JAVA_OPTS=-javaagent:glowroot/glowroot.jar -Dglowroot.collector.address=localhost:8181 -server -Dglowroot.agent.id=TradewiseAI
5. GUI
5.1 Usage
5.2 Transactions
5.2.1 Web
To assess our REST Endpoints’ performance, we access the “Web” section. In the provided example:
- By choosing “Response Time,” we can identify which HttpRequests and JDBC Queries are taking longer in the REST Endpoints.
- Opting for “Slow Traces” allows us to pinpoint the specific endpoint that consumes more time.
- Selecting “Queries” reveals insights into the queries made, indicating that using the count query is more resource-intensive compared to the select query. This information aids in optimizing and refining the performance of REST Endpoints.
5.2.2 Background
To analyze our background performance, we navigate to the “Background” section. In the given example:
- Choosing “Response Time” allows us to identify which Job and Hibernate Queries are consuming more time in the background processes.

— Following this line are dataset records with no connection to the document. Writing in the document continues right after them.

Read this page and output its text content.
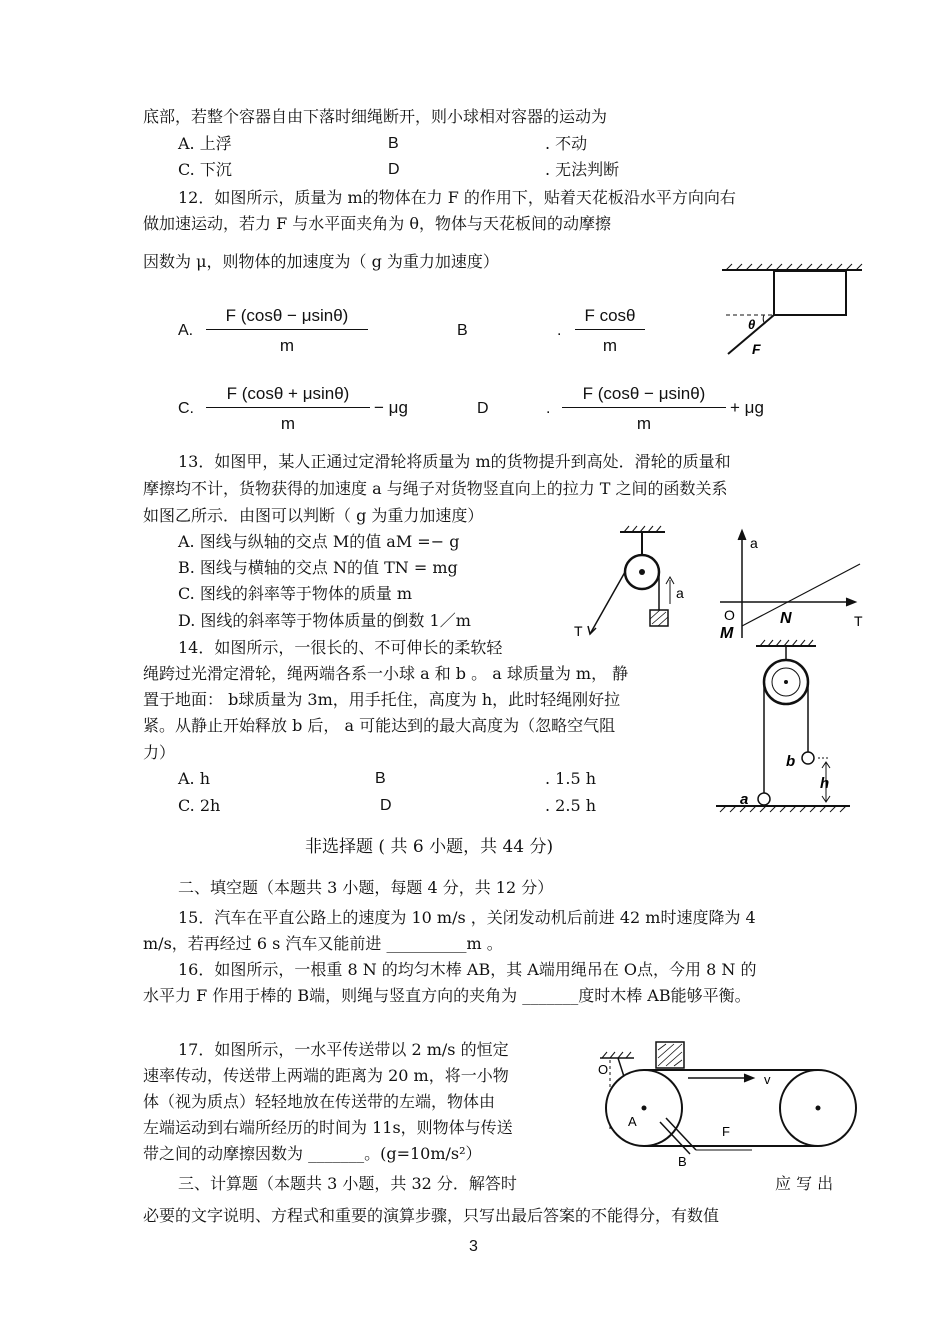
底部，若整个容器自由下落时细绳断开，则小球相对容器的运动为
A. 上浮	B	. 不动
C. 下沉	D	. 无法判断
12．如图所示，质量为 m的物体在力 F 的作用下，贴着天花板沿水平方向向右
做加速运动，若力 F 与水平面夹角为 θ，物体与天花板间的动摩擦
因数为 μ，则物体的加速度为（ g 为重力加速度）
A. $\frac{F (\cos\theta - \mu\sin\theta)}{m}$	B	. $\frac{\text{F cosθ}}{m}$
C. $\frac{F (\cos\theta + \mu\sin\theta)}{m} - \mu g$	D	. $\frac{F (\cos\theta - \mu\sin\theta)}{m} + \mu g$
θ
F
13．如图甲，某人正通过定滑轮将质量为 m的货物提升到高处．滑轮的质量和
摩擦均不计，货物获得的加速度 a 与绳子对货物竖直向上的拉力 T 之间的函数关系
如图乙所示．由图可以判断（ g 为重力加速度）
A. 图线与纵轴的交点 M的值 aM =− g
B. 图线与横轴的交点 N的值 TN = mg
C. 图线的斜率等于物体的质量 m
D. 图线的斜率等于物体质量的倒数 1／m
a
T
a
O	T
N
M
14．如图所示，一很长的、不可伸长的柔软轻
绳跨过光滑定滑轮，绳两端各系一小球 a 和 b 。 a 球质量为 m， 静
置于地面： b球质量为 3m，用手托住，高度为 h，此时轻绳刚好拉
紧。从静止开始释放 b 后， a 可能达到的最大高度为（忽略空气阻
力）
A. h	B	. 1.5 h
C. 2h	D	. 2.5 h
b
h
a
非选择题 ( 共 6 小题，共 44 分)
二、填空题（本题共 3 小题，每题 4 分，共 12 分）
15．汽车在平直公路上的速度为 10 m/s ，关闭发动机后前进 42 m时速度降为 4
m/s，若再经过 6 s 汽车又能前进 __________m 。
16．如图所示，一根重 8 N 的均匀木棒 AB，其 A端用绳吊在 O点，今用 8 N 的
水平力 F 作用于棒的 B端，则绳与竖直方向的夹角为 _______度时木棒 AB能够平衡。
17．如图所示，一水平传送带以 2 m/s 的恒定
速率传动，传送带上两端的距离为 20 m，将一小物
体（视为质点）轻轻地放在传送带的左端，物体由
左端运动到右端所经历的时间为 11s，则物体与传送
带之间的动摩擦因数为 _______。(g=10m/s²）
O
v
A
F
B
三、计算题（本题共 3 小题，共 32 分．解答时	应 写 出
必要的文字说明、方程式和重要的演算步骤，只写出最后答案的不能得分，有数值
3
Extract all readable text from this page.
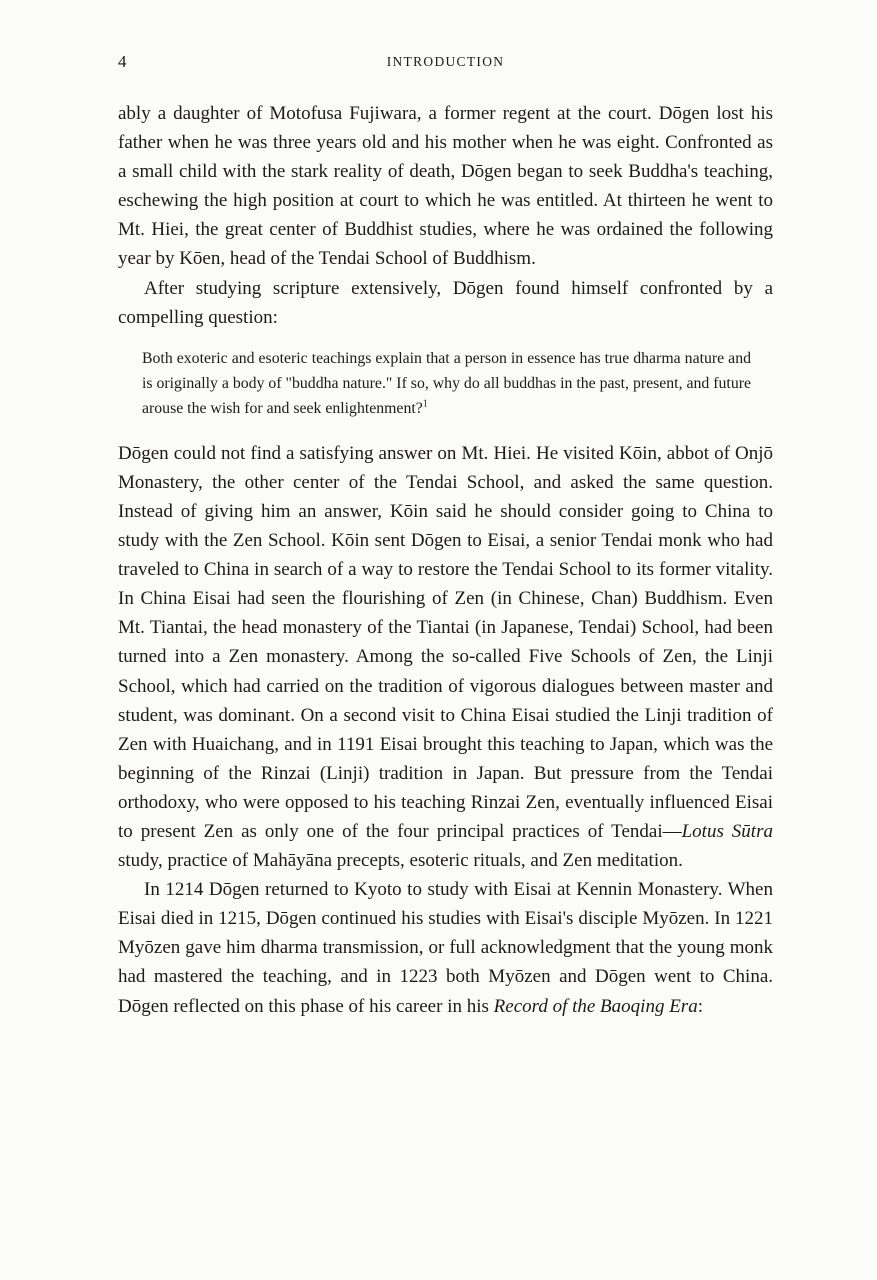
4	INTRODUCTION

ably a daughter of Motofusa Fujiwara, a former regent at the court. Dōgen lost his father when he was three years old and his mother when he was eight. Confronted as a small child with the stark reality of death, Dōgen began to seek Buddha's teaching, eschewing the high position at court to which he was entitled. At thirteen he went to Mt. Hiei, the great center of Buddhist studies, where he was ordained the following year by Kōen, head of the Tendai School of Buddhism.

After studying scripture extensively, Dōgen found himself confronted by a compelling question:

Both exoteric and esoteric teachings explain that a person in essence has true dharma nature and is originally a body of "buddha nature." If so, why do all buddhas in the past, present, and future arouse the wish for and seek enlightenment?$^1$

Dōgen could not find a satisfying answer on Mt. Hiei. He visited Kōin, abbot of Onjō Monastery, the other center of the Tendai School, and asked the same question. Instead of giving him an answer, Kōin said he should consider going to China to study with the Zen School. Kōin sent Dōgen to Eisai, a senior Tendai monk who had traveled to China in search of a way to restore the Tendai School to its former vitality. In China Eisai had seen the flourishing of Zen (in Chinese, Chan) Buddhism. Even Mt. Tiantai, the head monastery of the Tiantai (in Japanese, Tendai) School, had been turned into a Zen monastery. Among the so-called Five Schools of Zen, the Linji School, which had carried on the tradition of vigorous dialogues between master and student, was dominant. On a second visit to China Eisai studied the Linji tradition of Zen with Huaichang, and in 1191 Eisai brought this teaching to Japan, which was the beginning of the Rinzai (Linji) tradition in Japan. But pressure from the Tendai orthodoxy, who were opposed to his teaching Rinzai Zen, eventually influenced Eisai to present Zen as only one of the four principal practices of Tendai—Lotus Sūtra study, practice of Mahāyāna precepts, esoteric rituals, and Zen meditation.

In 1214 Dōgen returned to Kyoto to study with Eisai at Kennin Monastery. When Eisai died in 1215, Dōgen continued his studies with Eisai's disciple Myōzen. In 1221 Myōzen gave him dharma transmission, or full acknowledgment that the young monk had mastered the teaching, and in 1223 both Myōzen and Dōgen went to China. Dōgen reflected on this phase of his career in his Record of the Baoqing Era:
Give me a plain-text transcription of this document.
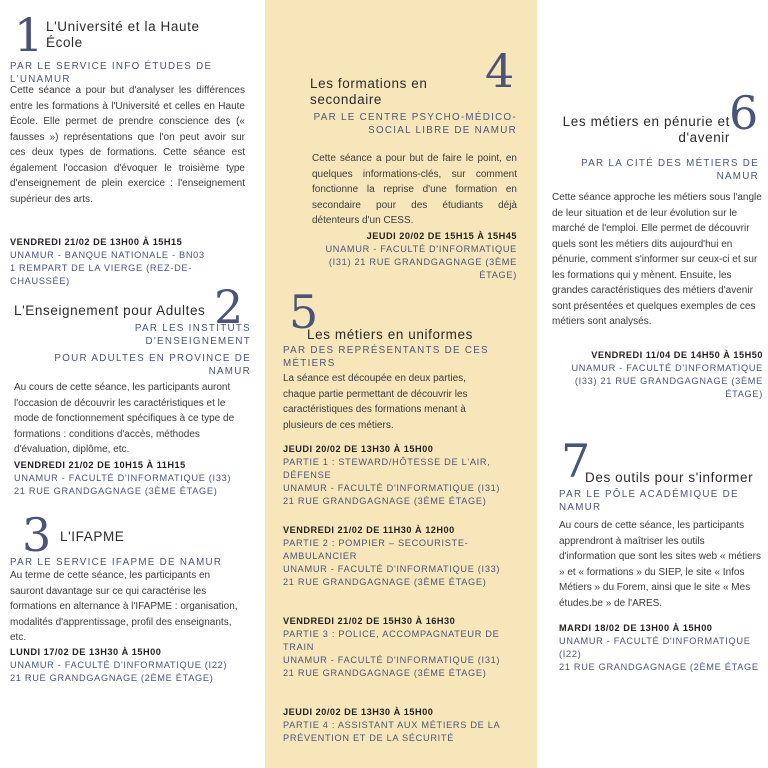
1 L'Université et la Haute École
PAR LE SERVICE INFO ÉTUDES DE L'UNAMUR
Cette séance a pour but d'analyser les différences entre les formations à l'Université et celles en Haute École. Elle permet de prendre conscience des (« fausses ») représentations que l'on peut avoir sur ces deux types de formations. Cette séance est également l'occasion d'évoquer le troisième type d'enseignement de plein exercice : l'enseignement supérieur des arts.
VENDREDI 21/02 DE 13H00 À 15H15
UNAMUR - BANQUE NATIONALE - BN03
1 REMPART DE LA VIERGE (REZ-DE-CHAUSSÉE)	2
L'Enseignement pour Adultes
PAR LES INSTITUTS D'ENSEIGNEMENT
POUR ADULTES EN PROVINCE DE NAMUR
Au cours de cette séance, les participants auront l'occasion de découvrir les caractéristiques et le mode de fonctionnement spécifiques à ce type de formations : conditions d'accès, méthodes d'évaluation, diplôme, etc.
VENDREDI 21/02 DE 10H15 À 11H15
UNAMUR - FACULTÉ D'INFORMATIQUE (I33)
21 RUE GRANDGAGNAGE (3ÈME ÉTAGE)
3 L'IFAPME
PAR LE SERVICE IFAPME DE NAMUR
Au terme de cette séance, les participants en sauront davantage sur ce qui caractérise les formations en alternance à l'IFAPME : organisation, modalités d'apprentissage, profil des enseignants, etc.
LUNDI 17/02 DE 13H30 À 15H00
UNAMUR - FACULTÉ D'INFORMATIQUE (I22)
21 RUE GRANDGAGNAGE (2ÈME ÉTAGE)
4
Les formations en secondaire
PAR LE CENTRE PSYCHO-MÉDICO-SOCIAL LIBRE DE NAMUR
Cette séance a pour but de faire le point, en quelques informations-clés, sur comment fonctionne la reprise d'une formation en secondaire pour des étudiants déjà détenteurs d'un CESS.
JEUDI 20/02 DE 15H15 À 15H45
UNAMUR - FACULTÉ D'INFORMATIQUE
(I31) 21 RUE GRANDGAGNAGE (3ÈME ÉTAGE)
5
Les métiers en uniformes
PAR DES REPRÉSENTANTS DE CES MÉTIERS
La séance est découpée en deux parties, chaque partie permettant de découvrir les caractéristiques des formations menant à plusieurs de ces métiers.
JEUDI 20/02 DE 13H30 À 15H00
PARTIE 1 : STEWARD/HÔTESSE DE L'AIR, DÉFENSE
UNAMUR - FACULTÉ D'INFORMATIQUE (I31)
21 RUE GRANDGAGNAGE (3ÈME ÉTAGE)
VENDREDI 21/02 DE 11H30 À 12H00
PARTIE 2 : POMPIER – SECOURISTE-AMBULANCIER
UNAMUR - FACULTÉ D'INFORMATIQUE (I33)
21 RUE GRANDGAGNAGE (3ÈME ÉTAGE)
VENDREDI 21/02 DE 15H30 À 16H30
PARTIE 3 : POLICE, ACCOMPAGNATEUR DE TRAIN
UNAMUR - FACULTÉ D'INFORMATIQUE (I31)
21 RUE GRANDGAGNAGE (3ÈME ÉTAGE)
JEUDI 20/02 DE 13H30 À 15H00
PARTIE 4 : ASSISTANT AUX MÉTIERS DE LA PRÉVENTION ET DE LA SÉCURITÉ
6
Les métiers en pénurie et d'avenir
PAR LA CITÉ DES MÉTIERS DE NAMUR
Cette séance approche les métiers sous l'angle de leur situation et de leur évolution sur le marché de l'emploi. Elle permet de découvrir quels sont les métiers dits aujourd'hui en pénurie, comment s'informer sur ceux-ci et sur les formations qui y mènent. Ensuite, les grandes caractéristiques des métiers d'avenir sont présentées et quelques exemples de ces métiers sont analysés.
VENDREDI 11/04 DE 14H50 À 15H50
UNAMUR - FACULTÉ D'INFORMATIQUE
(I33) 21 RUE GRANDGAGNAGE (3ÈME ÉTAGE)
7
Des outils pour s'informer
PAR LE PÔLE ACADÉMIQUE DE NAMUR
Au cours de cette séance, les participants apprendront à maîtriser les outils d'information que sont les sites web « métiers » et « formations » du SIEP, le site « Infos Métiers » du Forem, ainsi que le site « Mes études.be » de l'ARES.
MARDI 18/02 DE 13H00 À 15H00
UNAMUR - FACULTÉ D'INFORMATIQUE (I22)
21 RUE GRANDGAGNAGE (2ÈME ÉTAGE
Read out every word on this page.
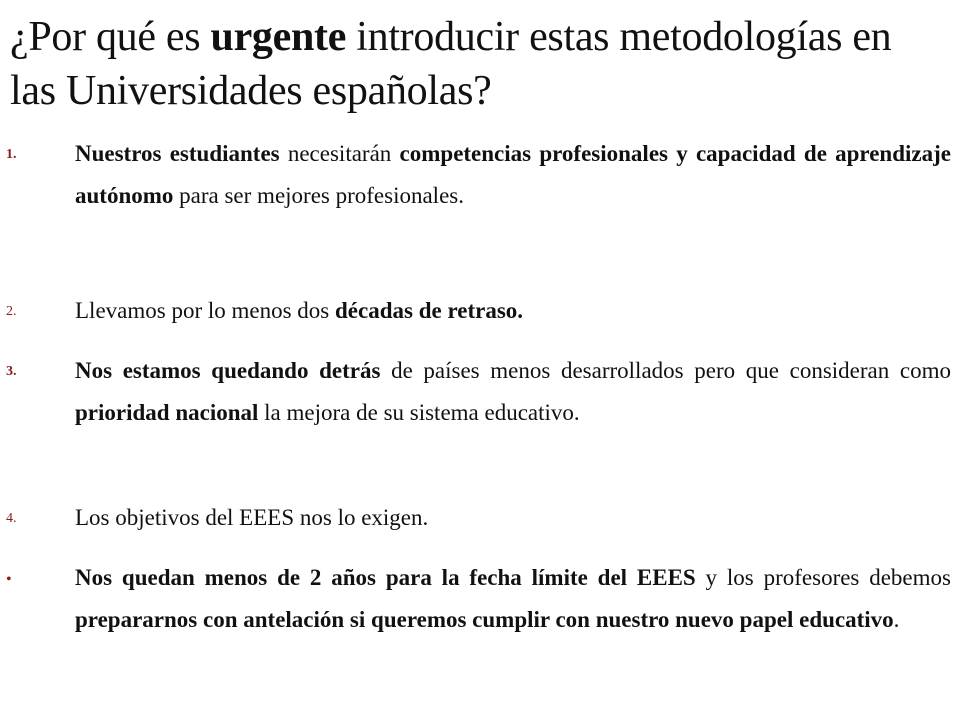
¿Por qué es urgente introducir estas metodologías en las Universidades españolas?
1.	Nuestros estudiantes necesitarán competencias profesionales y capacidad de aprendizaje autónomo para ser mejores profesionales.
2.	Llevamos por lo menos dos décadas de retraso.
3.	Nos estamos quedando detrás de países menos desarrollados pero que consideran como prioridad nacional la mejora de su sistema educativo.
4.	Los objetivos del EEES nos lo exigen.
•	Nos quedan menos de 2 años para la fecha límite del EEES y los profesores debemos prepararnos con antelación si queremos cumplir con nuestro nuevo papel educativo.
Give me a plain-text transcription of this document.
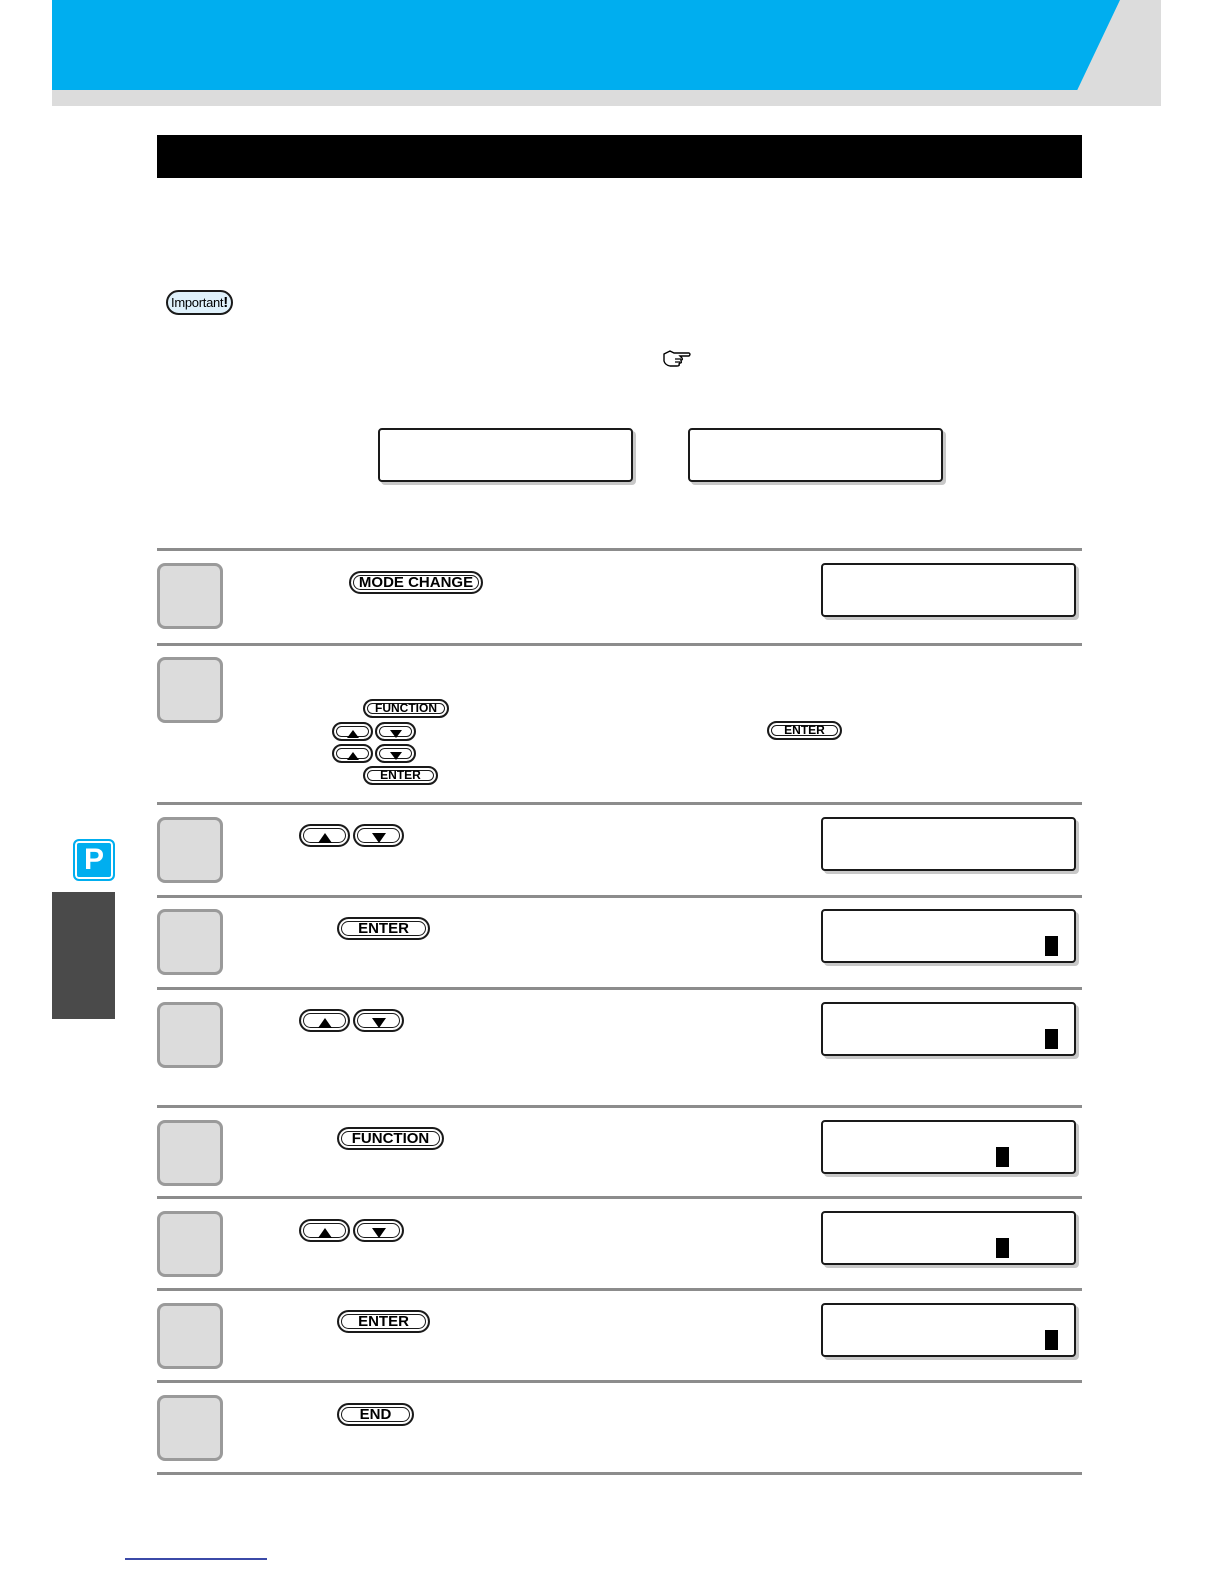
Important!
MODE CHANGE
FUNCTION
ENTER
ENTER
ENTER
FUNCTION
ENTER
END
P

- Opting for “Slow Traces” reveals that some calls take more time, providing insights into areas that may require attention.
- Selecting “Queries” and filtering by the select query, we observe that it is called more frequently and takes longer, particularly when filtered by status. This information helps in understanding and addressing potential bottlenecks in the background processes.
5.2.3 Startup
To assess our startup performance, we can utilize the “Startup” section. In the provided example:
- By choosing “Response Time,” we can identify which startup and filter init processes consume more time.
- Opting for “Slow Traces” reveals the duration it takes for the context to initialize fully.
- Selecting “Queries” provides insights into the database queries. Some queries will be more resource intensive, with fewer calls but longer duration. This information aids in pinpointing specific areas for optimization within the startup processes.
5.3 Errors
5.3.1 Web
To visualize errors in our REST endpoints, we can navigate to the “Web” section. In the following example:
- Choosing “Error Messages” reveals errors of type XXXException.
- Opting for “Error Traces” provides details on the errors.
- Clicking on a specific error allows us to view the detailed trace, aiding in the understanding and resolution of the issue.
5.4 JVM
In our services’ JVM, we can monitor and analyze memory status. This allows us to gain insights into the memory usage patterns, allocations, and overall health of the Java Virtual Machine, aiding in the effective management and optimization of our services.
5.5 MBeanTree
The MBeanTree functionality in Glowroot proves invaluable in monitoring instance creation. For instance, to track thread-related metrics and identify potential Thread Leaks, users can navigate to the java.lang section, specifically under Threading. This allows for a detailed examination of thread-related information, aiding in the identification and resolution of potential thread-related issues, such as Thread Leaks.
6. Recommendation
In a typical product infrastructure, Glowroot serves as our APM tool in each microservice. All microservices are instrumented to gather and transmit data to Glowroot, enhancing our understanding of system behavior. We’ve chosen Glowroot based on various criteria, including its license-free nature, alignment with the Java ecosystem, and straightforward instrumentation for microservices, ensuring a simple ramp-up and configuration process.